Dramadan Hayata - Sibel Gökdurna (Sanat)

Dramadan Hayata - Sibel Gökdurna (Sanat)

A+ A-

Yaşamın içinden, yaşama açılan bir kapıdır yaratıcı drama. İnsan odaklı olduğu gibi, insan yaşamından beslenir. Her birimizin hikâyesi farklıdır, önem taşır ve birer çıkış noktasıdır. Bu yüzdendir ki, ortak bir payda da buluşturur bizleri. Her bir hikâyede kendimizden bir ize rastlarız, bize “bizi” anımsatacak şeylerle karşılaşırız.

Sürekli bir çatışma halindeyiz, belki diğer insanlarla belki kendimizle. Yaşamın kendisi bir çatışma değil midir zaten? Hayatımızın her alanında bu unsur çıkar karşımıza, farkında olmasak bile. Basite indirgeyecek olursak, fikir ayrılıklarının ya da farklılıkların yarattığı dramatik durum, dramatik an ve atmosfer, çatışmayı oluşturur. Bu bir söz, bir bakış, bir hareket olabilir. Eylemsizlik de bir harekettir. Günlük hayatımızda, toplu taşımada yaşadığımız itiş kakış, yer edinme çabası dahi çatışma yaratır.
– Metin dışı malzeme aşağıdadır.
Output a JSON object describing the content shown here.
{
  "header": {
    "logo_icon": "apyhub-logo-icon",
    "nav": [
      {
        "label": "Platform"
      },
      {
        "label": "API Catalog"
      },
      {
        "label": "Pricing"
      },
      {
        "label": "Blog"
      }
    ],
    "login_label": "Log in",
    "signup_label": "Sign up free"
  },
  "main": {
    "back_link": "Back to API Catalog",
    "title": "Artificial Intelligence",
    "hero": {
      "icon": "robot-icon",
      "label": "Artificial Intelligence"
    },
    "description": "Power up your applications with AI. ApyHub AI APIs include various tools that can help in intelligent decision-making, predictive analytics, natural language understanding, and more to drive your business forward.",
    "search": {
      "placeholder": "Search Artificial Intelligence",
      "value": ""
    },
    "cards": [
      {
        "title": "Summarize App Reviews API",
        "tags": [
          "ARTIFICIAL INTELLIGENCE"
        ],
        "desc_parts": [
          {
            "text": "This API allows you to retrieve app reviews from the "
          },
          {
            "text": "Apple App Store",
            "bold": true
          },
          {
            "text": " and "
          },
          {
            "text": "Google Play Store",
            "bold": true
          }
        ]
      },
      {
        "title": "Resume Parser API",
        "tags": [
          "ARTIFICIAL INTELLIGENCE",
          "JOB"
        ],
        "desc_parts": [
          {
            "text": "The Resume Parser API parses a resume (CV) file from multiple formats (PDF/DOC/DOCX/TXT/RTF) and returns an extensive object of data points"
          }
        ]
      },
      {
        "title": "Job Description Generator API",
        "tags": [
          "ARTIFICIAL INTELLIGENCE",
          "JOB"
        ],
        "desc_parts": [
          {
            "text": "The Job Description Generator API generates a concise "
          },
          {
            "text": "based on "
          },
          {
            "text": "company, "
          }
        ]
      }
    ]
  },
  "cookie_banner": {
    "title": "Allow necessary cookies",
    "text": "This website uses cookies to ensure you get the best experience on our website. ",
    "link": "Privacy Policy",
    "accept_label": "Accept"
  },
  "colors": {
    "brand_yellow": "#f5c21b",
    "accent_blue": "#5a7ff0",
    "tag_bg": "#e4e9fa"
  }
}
Buradan yola çıkarak diyebiliriz ki, yaratıcı drama hayatın içinde değil, hayatın kendisidir.

Yaratıcı drama çemberine dahil olduğumuz an, ayrım gözetmeksizin, şimdi ve burada ilkesi ile, oyunları ve canlandırmaları spontane (kendiliğinden) bir şekilde, doğaçlama tekniği ile gerçekleştiririz. Sonuç değil süreç odaklı olması sayesinde, bize kattıklarını daha net gözlemleyebiliriz. Sanılanın aksine, yaratıcı drama tiyatro ya da sadece oyun oynamak değildir. Gördüğümüz ve işittiğimiz, algıladığımız her şeyi, her alanda ve her yerde oyunlaştırabilmek, yaratıcı dramaya entegre edebilmek, zihnimizi ve hayal gücümüzü ne kadar zorlayabilirsek o kadar mümkündür. Baktığımız zaman, hayatlarımızda da görürüz kendiliğindenliği, bir şeyler hep oluverir, her şey planlandığı gibi gitmeyebilir. Bize verilen rollerle de, doğaçlayarak sürdürürüz yaşamlarımızı, öylece yaşayıveririz bazen.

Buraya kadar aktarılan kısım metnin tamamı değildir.